Review: The Collini Case

Directed by Marco Kreuzpaintner and written by Christian Zübert, Robert Gold and Jens-Frederik Otto, based on the book by Ferdinand von Schirach. A young lawyer stumbles upon a vast conspiracy while investigating a brutal murder case. Starring: Elyas M’Barek, Alexandra Maria Lara, Heiner Lauterbach, Franco Nero, Pia Stutzenstein and Peter Prager.

One of the first things you notice about The Collini Case is the quality of the visual, its cinematography and colour palette are rich, luxurious even, the depth to its colours is very enjoyable to watch. It keeps a variety with the occasional wide shots of lovely landscapes, as well as some use of effects which are a tad cliched for historical and political dramas. Its choice to visualise the past rather than have it simply spoken by its characters is debatable whether it truly adds to the story. It feels as though it might have been more impactful to hear it in their words and feel the pain in their voice. Instead using a typical flashback style slightly cheapens its otherwise compelling story, going down a route over used by filmmakers and giving an unoriginal or even insincere feel. The style of this film succeeds best when it keeps things simple, it’s a great story and adding certain flair or flash doesn’t improve it but quite the opposite, hindering its success.

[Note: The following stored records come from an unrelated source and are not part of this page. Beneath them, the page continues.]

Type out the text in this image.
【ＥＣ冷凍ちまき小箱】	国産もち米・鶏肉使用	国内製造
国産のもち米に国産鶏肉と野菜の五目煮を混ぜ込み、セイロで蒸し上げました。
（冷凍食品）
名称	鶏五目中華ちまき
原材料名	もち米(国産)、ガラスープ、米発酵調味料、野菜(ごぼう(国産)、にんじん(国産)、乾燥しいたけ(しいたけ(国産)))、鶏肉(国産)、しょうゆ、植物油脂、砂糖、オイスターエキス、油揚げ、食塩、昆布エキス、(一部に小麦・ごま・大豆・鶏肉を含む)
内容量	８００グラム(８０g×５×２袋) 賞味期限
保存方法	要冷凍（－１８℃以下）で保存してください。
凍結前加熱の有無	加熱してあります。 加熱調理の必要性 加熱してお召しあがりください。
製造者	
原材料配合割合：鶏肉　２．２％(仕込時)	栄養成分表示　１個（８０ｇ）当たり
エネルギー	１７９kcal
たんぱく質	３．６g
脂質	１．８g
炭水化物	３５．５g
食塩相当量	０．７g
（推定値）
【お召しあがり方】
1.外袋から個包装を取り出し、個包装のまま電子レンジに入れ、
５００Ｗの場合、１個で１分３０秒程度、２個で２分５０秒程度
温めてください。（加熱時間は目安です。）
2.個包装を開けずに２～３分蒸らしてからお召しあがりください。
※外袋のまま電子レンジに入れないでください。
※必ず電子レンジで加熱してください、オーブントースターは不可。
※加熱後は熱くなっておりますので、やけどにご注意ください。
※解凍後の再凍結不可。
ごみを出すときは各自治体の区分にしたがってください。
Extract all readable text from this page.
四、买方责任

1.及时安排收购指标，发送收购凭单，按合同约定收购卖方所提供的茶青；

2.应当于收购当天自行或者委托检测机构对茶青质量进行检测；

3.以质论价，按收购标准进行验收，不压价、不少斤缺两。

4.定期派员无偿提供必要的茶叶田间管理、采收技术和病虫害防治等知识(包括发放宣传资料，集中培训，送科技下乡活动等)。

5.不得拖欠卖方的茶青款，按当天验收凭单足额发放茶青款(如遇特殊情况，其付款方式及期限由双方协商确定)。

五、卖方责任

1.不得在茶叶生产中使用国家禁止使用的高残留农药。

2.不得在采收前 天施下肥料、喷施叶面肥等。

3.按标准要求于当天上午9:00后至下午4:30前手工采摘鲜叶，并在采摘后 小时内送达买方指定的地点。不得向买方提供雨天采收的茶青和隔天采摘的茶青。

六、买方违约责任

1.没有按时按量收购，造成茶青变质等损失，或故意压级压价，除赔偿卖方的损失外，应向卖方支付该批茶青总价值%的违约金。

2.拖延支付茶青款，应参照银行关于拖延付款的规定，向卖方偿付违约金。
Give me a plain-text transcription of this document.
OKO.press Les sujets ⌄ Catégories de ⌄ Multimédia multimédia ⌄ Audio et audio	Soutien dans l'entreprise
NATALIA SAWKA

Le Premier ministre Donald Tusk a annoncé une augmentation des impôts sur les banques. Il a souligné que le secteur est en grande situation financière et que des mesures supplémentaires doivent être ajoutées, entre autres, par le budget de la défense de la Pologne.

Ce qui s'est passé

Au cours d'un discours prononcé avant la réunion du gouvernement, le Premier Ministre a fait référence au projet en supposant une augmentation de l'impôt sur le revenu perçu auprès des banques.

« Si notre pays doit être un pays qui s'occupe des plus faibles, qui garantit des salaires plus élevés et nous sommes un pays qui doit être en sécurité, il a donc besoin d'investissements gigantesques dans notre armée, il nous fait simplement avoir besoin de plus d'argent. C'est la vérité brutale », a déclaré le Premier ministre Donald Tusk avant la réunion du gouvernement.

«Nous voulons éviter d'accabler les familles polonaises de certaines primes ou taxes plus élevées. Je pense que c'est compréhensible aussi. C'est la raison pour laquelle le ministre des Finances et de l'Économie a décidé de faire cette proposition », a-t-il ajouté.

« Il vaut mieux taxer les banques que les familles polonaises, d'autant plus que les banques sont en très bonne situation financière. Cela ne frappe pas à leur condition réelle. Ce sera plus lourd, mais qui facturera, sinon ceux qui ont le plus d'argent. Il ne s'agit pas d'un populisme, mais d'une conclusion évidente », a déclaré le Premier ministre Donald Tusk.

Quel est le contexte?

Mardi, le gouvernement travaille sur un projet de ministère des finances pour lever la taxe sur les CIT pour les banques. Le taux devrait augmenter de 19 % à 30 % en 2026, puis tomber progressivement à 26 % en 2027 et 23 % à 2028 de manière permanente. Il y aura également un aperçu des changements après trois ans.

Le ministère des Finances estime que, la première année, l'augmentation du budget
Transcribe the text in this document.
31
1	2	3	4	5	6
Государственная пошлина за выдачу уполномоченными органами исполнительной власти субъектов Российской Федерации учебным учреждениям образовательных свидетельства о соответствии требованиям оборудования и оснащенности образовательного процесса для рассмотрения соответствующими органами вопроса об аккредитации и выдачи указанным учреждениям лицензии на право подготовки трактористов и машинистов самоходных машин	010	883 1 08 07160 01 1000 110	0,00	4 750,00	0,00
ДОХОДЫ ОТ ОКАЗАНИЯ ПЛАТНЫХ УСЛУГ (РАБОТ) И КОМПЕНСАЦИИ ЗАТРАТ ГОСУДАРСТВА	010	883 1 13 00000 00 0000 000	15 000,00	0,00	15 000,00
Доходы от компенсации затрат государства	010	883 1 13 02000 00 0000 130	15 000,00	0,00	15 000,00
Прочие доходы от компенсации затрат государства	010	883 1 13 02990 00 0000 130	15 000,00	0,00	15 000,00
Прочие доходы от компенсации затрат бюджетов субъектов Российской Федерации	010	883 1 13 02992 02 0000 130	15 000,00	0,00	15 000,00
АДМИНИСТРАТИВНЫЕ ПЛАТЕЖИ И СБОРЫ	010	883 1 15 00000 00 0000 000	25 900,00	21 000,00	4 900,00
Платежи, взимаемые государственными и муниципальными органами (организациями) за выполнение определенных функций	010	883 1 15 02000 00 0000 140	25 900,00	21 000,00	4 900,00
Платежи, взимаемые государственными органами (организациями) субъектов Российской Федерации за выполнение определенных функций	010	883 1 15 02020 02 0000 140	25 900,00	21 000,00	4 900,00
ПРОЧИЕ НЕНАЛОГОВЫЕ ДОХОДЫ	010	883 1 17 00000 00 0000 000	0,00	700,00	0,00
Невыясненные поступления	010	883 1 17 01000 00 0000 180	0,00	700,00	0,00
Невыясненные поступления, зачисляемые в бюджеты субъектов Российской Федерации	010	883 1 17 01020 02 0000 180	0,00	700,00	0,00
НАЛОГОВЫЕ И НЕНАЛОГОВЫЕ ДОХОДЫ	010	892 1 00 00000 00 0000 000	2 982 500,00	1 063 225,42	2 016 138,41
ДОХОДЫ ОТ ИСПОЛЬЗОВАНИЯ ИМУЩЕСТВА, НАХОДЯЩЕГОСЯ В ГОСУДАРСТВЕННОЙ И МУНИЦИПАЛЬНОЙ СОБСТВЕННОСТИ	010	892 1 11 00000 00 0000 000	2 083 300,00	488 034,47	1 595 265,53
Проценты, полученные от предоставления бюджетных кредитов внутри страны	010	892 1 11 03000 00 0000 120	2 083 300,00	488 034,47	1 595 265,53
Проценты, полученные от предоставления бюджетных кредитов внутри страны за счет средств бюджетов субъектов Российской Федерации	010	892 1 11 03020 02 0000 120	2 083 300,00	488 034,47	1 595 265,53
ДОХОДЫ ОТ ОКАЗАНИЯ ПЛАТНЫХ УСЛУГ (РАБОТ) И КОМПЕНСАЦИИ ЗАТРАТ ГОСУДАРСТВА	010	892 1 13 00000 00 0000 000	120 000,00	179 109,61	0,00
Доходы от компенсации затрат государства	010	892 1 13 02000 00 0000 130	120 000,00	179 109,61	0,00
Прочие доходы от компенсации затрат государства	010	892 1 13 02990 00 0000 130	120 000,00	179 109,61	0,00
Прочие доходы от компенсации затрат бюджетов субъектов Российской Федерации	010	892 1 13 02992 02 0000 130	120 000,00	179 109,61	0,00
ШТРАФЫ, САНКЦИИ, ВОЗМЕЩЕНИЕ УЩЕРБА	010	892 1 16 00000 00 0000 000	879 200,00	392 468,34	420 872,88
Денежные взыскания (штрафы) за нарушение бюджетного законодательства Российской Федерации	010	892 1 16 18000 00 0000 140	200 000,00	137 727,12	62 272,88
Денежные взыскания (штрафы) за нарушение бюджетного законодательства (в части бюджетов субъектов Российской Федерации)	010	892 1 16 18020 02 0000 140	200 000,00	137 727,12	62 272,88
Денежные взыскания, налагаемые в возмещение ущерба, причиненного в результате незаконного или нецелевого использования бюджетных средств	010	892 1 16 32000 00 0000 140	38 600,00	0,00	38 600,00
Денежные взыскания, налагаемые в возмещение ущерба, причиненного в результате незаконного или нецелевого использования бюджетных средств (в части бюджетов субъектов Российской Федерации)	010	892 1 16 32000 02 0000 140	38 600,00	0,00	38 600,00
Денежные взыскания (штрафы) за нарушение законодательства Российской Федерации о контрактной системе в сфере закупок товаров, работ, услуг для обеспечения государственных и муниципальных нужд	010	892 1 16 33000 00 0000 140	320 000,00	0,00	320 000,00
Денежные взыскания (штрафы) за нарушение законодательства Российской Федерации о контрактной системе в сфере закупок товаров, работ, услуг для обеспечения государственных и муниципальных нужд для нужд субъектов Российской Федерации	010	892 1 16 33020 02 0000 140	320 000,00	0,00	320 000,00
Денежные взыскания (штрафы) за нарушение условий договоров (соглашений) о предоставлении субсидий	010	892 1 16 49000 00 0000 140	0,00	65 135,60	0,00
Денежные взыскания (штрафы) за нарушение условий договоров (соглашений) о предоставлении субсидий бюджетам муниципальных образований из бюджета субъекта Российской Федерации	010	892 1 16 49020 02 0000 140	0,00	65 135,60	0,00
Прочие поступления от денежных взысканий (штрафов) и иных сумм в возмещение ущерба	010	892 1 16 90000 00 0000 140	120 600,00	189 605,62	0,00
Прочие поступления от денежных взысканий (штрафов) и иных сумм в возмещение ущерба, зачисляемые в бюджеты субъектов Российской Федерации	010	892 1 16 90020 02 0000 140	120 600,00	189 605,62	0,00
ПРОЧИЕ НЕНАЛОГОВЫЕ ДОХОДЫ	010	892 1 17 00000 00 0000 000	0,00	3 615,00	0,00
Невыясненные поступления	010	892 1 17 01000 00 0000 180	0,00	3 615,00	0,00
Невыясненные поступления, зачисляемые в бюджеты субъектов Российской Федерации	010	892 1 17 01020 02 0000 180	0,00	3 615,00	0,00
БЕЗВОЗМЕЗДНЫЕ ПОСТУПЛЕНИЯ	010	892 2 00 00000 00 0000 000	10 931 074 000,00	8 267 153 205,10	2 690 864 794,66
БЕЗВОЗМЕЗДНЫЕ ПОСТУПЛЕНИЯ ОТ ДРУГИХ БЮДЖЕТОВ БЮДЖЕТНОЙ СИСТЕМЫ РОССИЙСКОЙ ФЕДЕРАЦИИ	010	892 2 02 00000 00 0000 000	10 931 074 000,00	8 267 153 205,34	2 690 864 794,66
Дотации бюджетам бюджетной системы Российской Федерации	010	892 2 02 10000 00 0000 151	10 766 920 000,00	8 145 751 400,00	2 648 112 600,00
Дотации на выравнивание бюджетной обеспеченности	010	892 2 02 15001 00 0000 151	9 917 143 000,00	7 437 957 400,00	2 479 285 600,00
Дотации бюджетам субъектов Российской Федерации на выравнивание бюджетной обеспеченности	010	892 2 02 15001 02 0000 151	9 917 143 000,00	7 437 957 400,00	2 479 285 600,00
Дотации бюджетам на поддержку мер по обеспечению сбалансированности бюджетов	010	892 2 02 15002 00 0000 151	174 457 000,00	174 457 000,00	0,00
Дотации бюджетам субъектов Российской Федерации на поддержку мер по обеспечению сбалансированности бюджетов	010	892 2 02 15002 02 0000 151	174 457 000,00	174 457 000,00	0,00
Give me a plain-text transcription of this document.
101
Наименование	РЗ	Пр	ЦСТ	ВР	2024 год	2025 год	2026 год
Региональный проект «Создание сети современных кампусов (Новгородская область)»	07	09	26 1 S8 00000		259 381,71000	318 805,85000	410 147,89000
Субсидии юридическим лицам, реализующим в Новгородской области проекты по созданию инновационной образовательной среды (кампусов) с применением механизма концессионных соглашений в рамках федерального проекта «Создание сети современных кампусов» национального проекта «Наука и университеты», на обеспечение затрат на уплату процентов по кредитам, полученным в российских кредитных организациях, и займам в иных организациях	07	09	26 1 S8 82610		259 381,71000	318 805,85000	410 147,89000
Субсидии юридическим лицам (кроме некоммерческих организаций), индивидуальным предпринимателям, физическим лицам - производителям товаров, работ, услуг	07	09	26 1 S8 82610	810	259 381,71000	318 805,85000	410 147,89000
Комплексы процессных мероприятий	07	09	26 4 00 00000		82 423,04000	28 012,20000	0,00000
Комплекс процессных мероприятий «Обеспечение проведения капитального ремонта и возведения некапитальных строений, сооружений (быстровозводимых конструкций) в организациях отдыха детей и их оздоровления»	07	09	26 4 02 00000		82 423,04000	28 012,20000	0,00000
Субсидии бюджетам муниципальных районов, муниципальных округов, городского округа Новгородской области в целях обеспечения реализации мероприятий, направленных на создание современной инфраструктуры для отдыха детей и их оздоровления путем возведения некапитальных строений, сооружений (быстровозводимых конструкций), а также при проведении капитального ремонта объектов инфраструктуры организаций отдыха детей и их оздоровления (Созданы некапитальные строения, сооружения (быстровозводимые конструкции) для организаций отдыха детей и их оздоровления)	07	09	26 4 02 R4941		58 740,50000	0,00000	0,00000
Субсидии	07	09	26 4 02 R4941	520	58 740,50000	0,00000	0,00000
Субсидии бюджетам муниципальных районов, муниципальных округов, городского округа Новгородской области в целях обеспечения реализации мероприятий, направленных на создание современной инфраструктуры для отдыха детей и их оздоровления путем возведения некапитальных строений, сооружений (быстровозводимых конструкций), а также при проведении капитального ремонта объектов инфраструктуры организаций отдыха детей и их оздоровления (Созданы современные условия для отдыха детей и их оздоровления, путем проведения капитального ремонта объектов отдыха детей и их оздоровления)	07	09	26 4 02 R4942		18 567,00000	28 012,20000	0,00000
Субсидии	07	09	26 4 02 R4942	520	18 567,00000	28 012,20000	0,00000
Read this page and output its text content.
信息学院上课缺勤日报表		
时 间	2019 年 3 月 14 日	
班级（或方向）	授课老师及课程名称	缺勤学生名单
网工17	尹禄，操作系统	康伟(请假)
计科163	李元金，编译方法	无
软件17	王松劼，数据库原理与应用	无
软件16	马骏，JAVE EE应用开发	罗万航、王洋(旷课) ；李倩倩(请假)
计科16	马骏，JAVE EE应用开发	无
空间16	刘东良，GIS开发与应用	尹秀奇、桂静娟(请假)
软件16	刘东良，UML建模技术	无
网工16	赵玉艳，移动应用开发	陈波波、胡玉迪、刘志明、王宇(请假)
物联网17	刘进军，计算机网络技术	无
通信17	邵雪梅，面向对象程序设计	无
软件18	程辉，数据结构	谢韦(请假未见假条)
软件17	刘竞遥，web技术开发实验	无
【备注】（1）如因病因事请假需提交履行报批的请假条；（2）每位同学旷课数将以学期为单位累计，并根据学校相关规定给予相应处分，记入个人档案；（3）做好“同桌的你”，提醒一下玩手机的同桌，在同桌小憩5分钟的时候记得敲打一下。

It’s a similar case with the writing, overall it’s strong, entertaining and gripping at times but there are touches that stop it from being excellent. The majority of the issue is its tendency to lean towards the sentimental, the story has a genuine emotion that results naturally but it’s added to with a stereotypical almost saccharine edge. It’s a shame to dull its sharpness, some slight edits to trim that overly sweet fat would elevate it to a higher level. With that exception, the film does move at a good pace, relatively slow but holds a decent atmosphere, as well as a good dose of tension and suspense.

Elyas M’Barek was an interesting choice as Caspar, he does well in the role but at the same time never quite sits perfectly as a strong presence to lead the charge. It’s a solid performance but there are slight elements to it that let him down, particularly in the trial stage, when he does well his facial expressions become a little too arrogant and forgo his professionalism for another cliché of youth and inexperience. On the other hand Franco Nero has so few words to speak in this film and yet gives a fantastic, grave, stoic performance that then gets elevated by an authentic vulnerability and intense sadness. If Nero’s face rings a bell, it may be because he appears in Die Hard 2, Django Unchained and John Wick: Chapter 2, not to mention his huge filmography across almost six decades. Lara, Stutzenstein and Lauterbach are all fantastic support, varying in the size of their roles but each have a positive, impactful presence to add to the mix.

The Collini Case is a gripping drama with a slowly building tension and a surprisingly emotional story. The direction and cinematography create a superb visual and the performances are great. However, there are simply a few choices made with its style that hold it back from excellence, falling into the trap of sentimentality and clichés. That said, it doesn’t take away from the great work being done by this team and it’s more than worth watching.